The problem becomes even more clear when we consider what this means in real dollar terms (for the sake of simplicity, let's assume a one million dollar retirement portfolio).

  • SWPPX Portfolio - If the yield was still 2.7%, an investor with $1 million would expect approximately $27,000/year of distributions (based on 2018's distribution amount of $1.02/share).
  • Blended Traditional IRA and Roth IRA - approximately $47,000/year of dividends and distributions (based on the estimated current yield).

The point is, yes, it is more work for me to help manage John's portfolio the way I do compared to building a portfolio of ETFs and passive index funds. The reality is, this is what is needed to provide income security for when times aren't good because we are reaching the point where it's hard to say how many people actually remember the pain inflicted in from the financial crisis in 2008. At the end of the day, investors managing their own investments in a similar manner as John need to consider the benefit and whether or not it is worth the time needed.

In John's Traditional and Roth IRAs, he is currently long the following mentioned in this article: Apple Hospitality REIT (APLE), Artis Real Estate Trust (OTCPK:ARESF), BB&T (BBT), Bank of America Preferred Series L (BML.PL), BP (BP), Brixmor Property Group (BRX), Canadian Utilities, Chatham Lodging Trust (CLDT), CVS Health Corporation (CVS), Chevron (CVX), CyrusOne (CONE), Dominion Energy (D), Digital Realty Preferred Series J (DLR.PJ), Duke Energy (DUK), Eaton Vance, Eaton Vance Floating-Rate Advantage Fund A (EAFAX), EPR Properties (EPR), EPR Properties Preferred Series G (EPR.PG), General Dynamics (GD), Healthcare Trust of America (HTA), Iron Mountain (IRM), JPMorgan Chase (JPM), Kimco Preferred Series L (KIM.PL), Kinder Morgan (KMI), Kite Realty Group (KRG), Las Vegas Sands (LVS), LTC Properties (LTC), Main Street Capital, Altria (MO), Realty Income (O), Owens & Minor (OMI), Occidental Petroleum Corp. (OXY), Bank OZK (OZK), PacWest Bancorp (PACW), PepsiCo, Park Hotels & Resorts (PK), PIMCO Income Fund Class A (PONAX), Regions Financial (RF), South California Edison Preferred Series D (SCE.PD), STAG Industrial (STAG), AT&T (T), Toronto-Dominion Bank (TD), T. Rowe Price (TROW), Cohen and Steers Infrastructure Fund, Valero (VLO), VEREIT, Valley National Bancorp (VLY), Umpqua Holdings (UMPQ), Ventas (VTR), Walgreens (WBA), Welltower (WELL), WestRock (WRK), and W.P. Carey (WPC).

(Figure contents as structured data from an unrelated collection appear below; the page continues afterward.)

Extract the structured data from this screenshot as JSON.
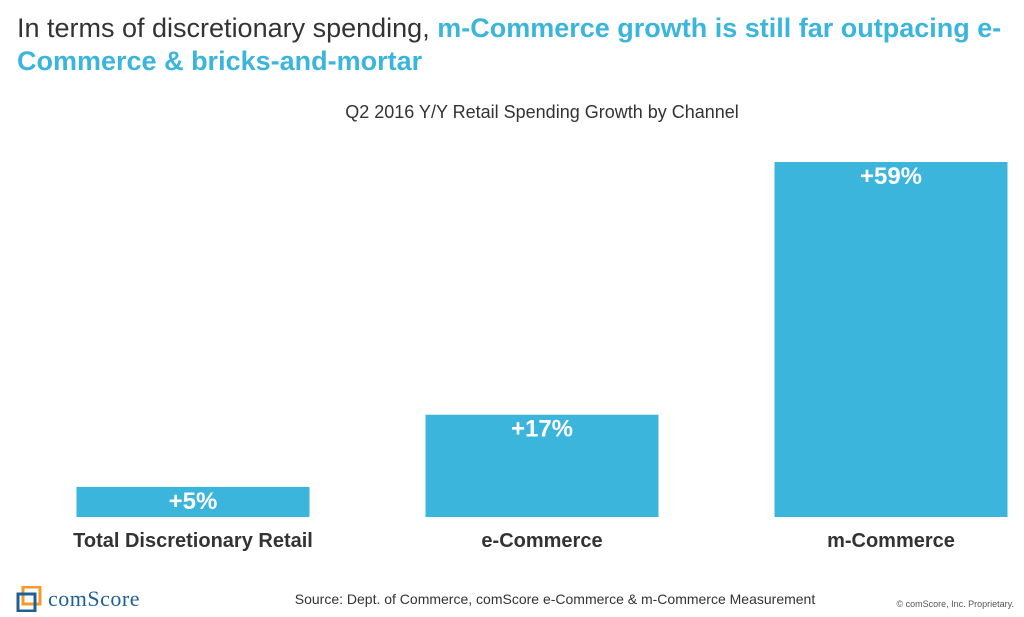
{
  "headline": {
    "plain": "In terms of discretionary spending, ",
    "highlight": "m-Commerce growth is still far outpacing e-Commerce & bricks-and-mortar"
  },
  "chart_data": {
    "type": "bar",
    "title": "Q2 2016 Y/Y Retail Spending Growth by Channel",
    "categories": [
      "Total Discretionary Retail",
      "e-Commerce",
      "m-Commerce"
    ],
    "values": [
      5,
      17,
      59
    ],
    "value_labels": [
      "+5%",
      "+17%",
      "+59%"
    ],
    "xlabel": "",
    "ylabel": "",
    "ylim": [
      0,
      60
    ],
    "grid": false,
    "legend": "none",
    "bar_color": "#3bb5dc",
    "label_color": "#ffffff"
  },
  "footer": {
    "brand": "comScore",
    "source": "Source: Dept. of Commerce, comScore e-Commerce & m-Commerce Measurement",
    "copyright": "© comScore, Inc. Proprietary."
  },
  "colors": {
    "accent": "#3bb5dc",
    "text": "#333333",
    "brand_blue": "#1f5f98",
    "brand_orange": "#f39a2b"
  }
}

Disclosure: I am/we are long T, MAIN, OZK, PACW, UMPQ, VLO, WRK. I wrote this article myself, and it expresses my own opinions. I am not receiving compensation for it (other than from Seeking Alpha). I have no business relationship with any company whose stock is mentioned in this article.

Additional disclosure: This article reflects my own personal views and is not meant to be taken as investment advice. It is recommended that you do your own research. This article was written on my own and does not reflect the views or opinions of my employer. It should also be noted that Umpqua is now my previous employer as I recently took a job with a local credit union. I am still personally long UMPQ stock and will not take questions about Umpqua for the next several months.